Ashurah means "ten." The festival of Ashurah occurs on the tenth day of Muharram and is a day of voluntary fasting. It is by tradition the anniversary of two important events: Noah's leaving the Ark, and Moses' freeing of the Israelites from Pharaoh's bondage.
Shiah Muslims mourn on this day, as it is also the anniversary of the martyrdom of Husein, Muhammed's grandson, at Karbala, Iraq, in A.D. 680.
The Prophet's Birthday
Muhammed was born on 20 April 570 which, according to the Muslim calendar, is the twelfth day of its third month, Rabi' al-Awal. The founder of Islam, he was, according to Muslim faith, the greatest and last of all prophets. He was "the seal of prophecy," to whom God revealed the entirety of the Quran - all of its 114 chapters, or Suras, as they are called. The day of his birth, therefore, was of paramount importance and its anniversary is an occasion for special celebration.

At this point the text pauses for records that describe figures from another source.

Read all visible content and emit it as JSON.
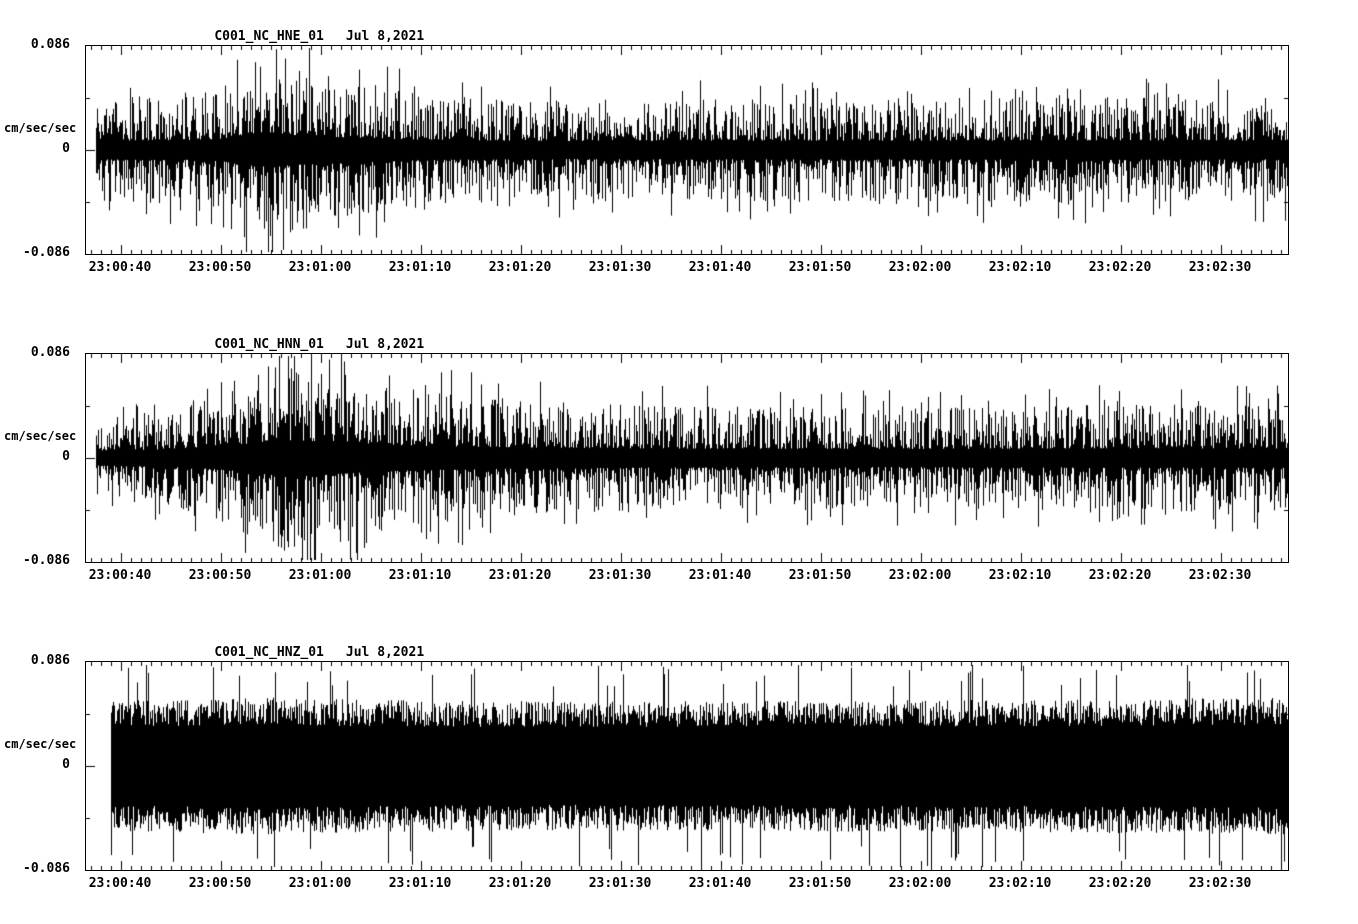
{
  "page": {
    "background": "#ffffff",
    "foreground": "#000000",
    "description_units": "cm/sec/sec"
  },
  "chart_data": [
    {
      "type": "line",
      "kind": "seismogram-trace",
      "title": "C001_NC_HNE_01",
      "date": "Jul 8,2021",
      "ylabel": "cm/sec/sec",
      "ylim": [
        -0.086,
        0.086
      ],
      "y_tick_labels": [
        "0.086",
        "0",
        "-0.086"
      ],
      "x_tick_labels": [
        "23:00:40",
        "23:00:50",
        "23:01:00",
        "23:01:10",
        "23:01:20",
        "23:01:30",
        "23:01:40",
        "23:01:50",
        "23:02:00",
        "23:02:10",
        "23:02:20",
        "23:02:30"
      ],
      "x_tick_interval_seconds": 10,
      "grid": false,
      "legend": false,
      "line_color": "#000000",
      "texture": "spiky",
      "start_fraction": 0.008,
      "seed": 11,
      "envelope": [
        [
          0,
          0.5
        ],
        [
          0.08,
          0.52
        ],
        [
          0.11,
          0.58
        ],
        [
          0.14,
          0.85
        ],
        [
          0.18,
          0.78
        ],
        [
          0.23,
          0.62
        ],
        [
          0.3,
          0.52
        ],
        [
          0.4,
          0.48
        ],
        [
          0.55,
          0.5
        ],
        [
          0.7,
          0.5
        ],
        [
          0.85,
          0.52
        ],
        [
          1,
          0.5
        ]
      ]
    },
    {
      "type": "line",
      "kind": "seismogram-trace",
      "title": "C001_NC_HNN_01",
      "date": "Jul 8,2021",
      "ylabel": "cm/sec/sec",
      "ylim": [
        -0.086,
        0.086
      ],
      "y_tick_labels": [
        "0.086",
        "0",
        "-0.086"
      ],
      "x_tick_labels": [
        "23:00:40",
        "23:00:50",
        "23:01:00",
        "23:01:10",
        "23:01:20",
        "23:01:30",
        "23:01:40",
        "23:01:50",
        "23:02:00",
        "23:02:10",
        "23:02:20",
        "23:02:30"
      ],
      "x_tick_interval_seconds": 10,
      "grid": false,
      "legend": false,
      "line_color": "#000000",
      "texture": "spiky",
      "start_fraction": 0.008,
      "seed": 22,
      "envelope": [
        [
          0,
          0.4
        ],
        [
          0.06,
          0.45
        ],
        [
          0.1,
          0.55
        ],
        [
          0.13,
          0.72
        ],
        [
          0.16,
          0.95
        ],
        [
          0.2,
          0.88
        ],
        [
          0.25,
          0.7
        ],
        [
          0.31,
          0.6
        ],
        [
          0.38,
          0.55
        ],
        [
          0.5,
          0.5
        ],
        [
          0.7,
          0.48
        ],
        [
          0.88,
          0.52
        ],
        [
          1,
          0.5
        ]
      ]
    },
    {
      "type": "line",
      "kind": "seismogram-trace",
      "title": "C001_NC_HNZ_01",
      "date": "Jul 8,2021",
      "ylabel": "cm/sec/sec",
      "ylim": [
        -0.086,
        0.086
      ],
      "y_tick_labels": [
        "0.086",
        "0",
        "-0.086"
      ],
      "x_tick_labels": [
        "23:00:40",
        "23:00:50",
        "23:01:00",
        "23:01:10",
        "23:01:20",
        "23:01:30",
        "23:01:40",
        "23:01:50",
        "23:02:00",
        "23:02:10",
        "23:02:20",
        "23:02:30"
      ],
      "x_tick_interval_seconds": 10,
      "grid": false,
      "legend": false,
      "line_color": "#000000",
      "texture": "dense",
      "start_fraction": 0.021,
      "seed": 33,
      "envelope": [
        [
          0,
          0.62
        ],
        [
          0.15,
          0.66
        ],
        [
          0.22,
          0.64
        ],
        [
          0.4,
          0.62
        ],
        [
          0.6,
          0.63
        ],
        [
          0.8,
          0.64
        ],
        [
          1,
          0.66
        ]
      ]
    }
  ]
}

Gatherings and processions distinguish the day, with the participants sharing traditional sweets and pastries.
The Night of the Ascent
The night of Muhammed's ascent to heaven - on 27 Rajab, the seventh month of the calendar - is celebrated annually. On that night, so tradition has it, Muhammed, guided by the Archangel Gabriel, traveled from Mecca to Jerusalem where he ascended to heaven from a rock. The rock from which he alighted to celestial heights is now venerated in the Mosque of the Rock.